Step outside and left down the grand, split white stair at the mansions entrance and make your way around the corner (while taking in the lush English garden) to a mock wooden train station building adorned with random train signs. Its entrance to the left leads into a short hallway with views, through metal grates into two massive toy dioramas. One is a typical train set. The other offers more opportunities for parental history telling. Hundreds of toy soldiers are arranged across a WWII battlefield with a river in the foreground. Focus in on any particular figure and you find that, most at least, are engaged in activities and interactions completely in keeping with their surroundings. In the background, to the left, battle rages, complete with plastic frozen red and yellow explosions, charging infantry and cavalry coming up the rear. There’s a suspended, dive-bombing fighter plane and a tank bogged in the mire. In the foreground soldiers sit around a fire, one shaving, another playing an accordion, while the others eat or sleep; behind them men wash by the river. There are Red Cross vans and tents, men carrying stretches, marching soldiers, machine gunners and all manner of military vehicles.
On the other side of this building is an impressive outdoor train set with a massive tunneled mountain and lower alpine valley. Get your child to press a little white button and, to his or her satisfaction, the trains will move around.

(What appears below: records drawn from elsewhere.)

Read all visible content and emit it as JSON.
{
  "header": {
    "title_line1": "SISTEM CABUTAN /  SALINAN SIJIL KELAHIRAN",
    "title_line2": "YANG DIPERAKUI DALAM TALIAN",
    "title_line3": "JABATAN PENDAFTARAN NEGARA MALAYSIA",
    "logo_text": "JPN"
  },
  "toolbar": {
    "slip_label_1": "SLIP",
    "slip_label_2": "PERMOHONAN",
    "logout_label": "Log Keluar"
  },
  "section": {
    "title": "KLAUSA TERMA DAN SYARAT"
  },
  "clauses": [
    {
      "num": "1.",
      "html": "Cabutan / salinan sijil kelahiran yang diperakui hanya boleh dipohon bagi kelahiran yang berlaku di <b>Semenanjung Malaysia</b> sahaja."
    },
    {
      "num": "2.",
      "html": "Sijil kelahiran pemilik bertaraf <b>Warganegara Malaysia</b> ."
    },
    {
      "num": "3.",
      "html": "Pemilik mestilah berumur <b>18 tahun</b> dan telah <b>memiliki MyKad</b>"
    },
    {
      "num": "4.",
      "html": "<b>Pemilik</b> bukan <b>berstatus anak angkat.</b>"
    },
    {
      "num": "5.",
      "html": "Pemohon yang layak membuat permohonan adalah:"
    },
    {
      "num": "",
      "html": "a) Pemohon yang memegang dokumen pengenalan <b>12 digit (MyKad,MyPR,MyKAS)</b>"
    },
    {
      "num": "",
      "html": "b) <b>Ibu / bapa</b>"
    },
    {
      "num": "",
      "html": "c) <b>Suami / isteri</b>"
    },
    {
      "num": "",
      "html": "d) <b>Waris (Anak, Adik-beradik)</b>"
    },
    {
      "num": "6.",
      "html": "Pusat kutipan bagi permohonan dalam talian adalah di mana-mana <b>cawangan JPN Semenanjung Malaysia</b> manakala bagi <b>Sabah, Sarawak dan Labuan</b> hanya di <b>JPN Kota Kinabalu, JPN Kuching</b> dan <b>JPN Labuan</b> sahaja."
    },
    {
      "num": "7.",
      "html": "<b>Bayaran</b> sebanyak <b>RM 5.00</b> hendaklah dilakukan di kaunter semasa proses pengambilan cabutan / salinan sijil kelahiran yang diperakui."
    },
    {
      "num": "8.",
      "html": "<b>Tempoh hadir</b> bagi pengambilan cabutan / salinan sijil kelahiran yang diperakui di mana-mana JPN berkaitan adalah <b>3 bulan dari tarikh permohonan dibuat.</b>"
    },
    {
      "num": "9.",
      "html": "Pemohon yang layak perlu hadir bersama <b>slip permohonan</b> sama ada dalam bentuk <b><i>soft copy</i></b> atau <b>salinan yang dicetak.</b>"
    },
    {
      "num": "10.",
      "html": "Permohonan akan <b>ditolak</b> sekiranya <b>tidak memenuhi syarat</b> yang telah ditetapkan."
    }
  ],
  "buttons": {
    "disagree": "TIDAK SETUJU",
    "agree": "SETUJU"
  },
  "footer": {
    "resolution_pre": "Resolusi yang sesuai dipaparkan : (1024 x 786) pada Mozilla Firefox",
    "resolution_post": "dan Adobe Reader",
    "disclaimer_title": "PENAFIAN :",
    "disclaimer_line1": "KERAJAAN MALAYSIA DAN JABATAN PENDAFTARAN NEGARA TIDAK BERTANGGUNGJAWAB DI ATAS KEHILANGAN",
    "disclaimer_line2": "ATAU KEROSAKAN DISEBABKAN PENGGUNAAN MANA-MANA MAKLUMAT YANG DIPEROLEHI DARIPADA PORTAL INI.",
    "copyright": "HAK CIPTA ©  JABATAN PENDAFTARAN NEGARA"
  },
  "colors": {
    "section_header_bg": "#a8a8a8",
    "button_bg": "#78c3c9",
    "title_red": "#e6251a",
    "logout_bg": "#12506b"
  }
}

Walk down the tree colonnaded drive to admire the garden, an old barn and ye-oldie-worldy setting. Your Leuralla experience is now over, your child is bubbling with quirky little things to talk about and you’re likely to be feeling pretty warm and fuzzy inside.
My advice is that you bring up your Leuralla memories often. When you take the time to build a bridge, it’s a shame to see it breaking.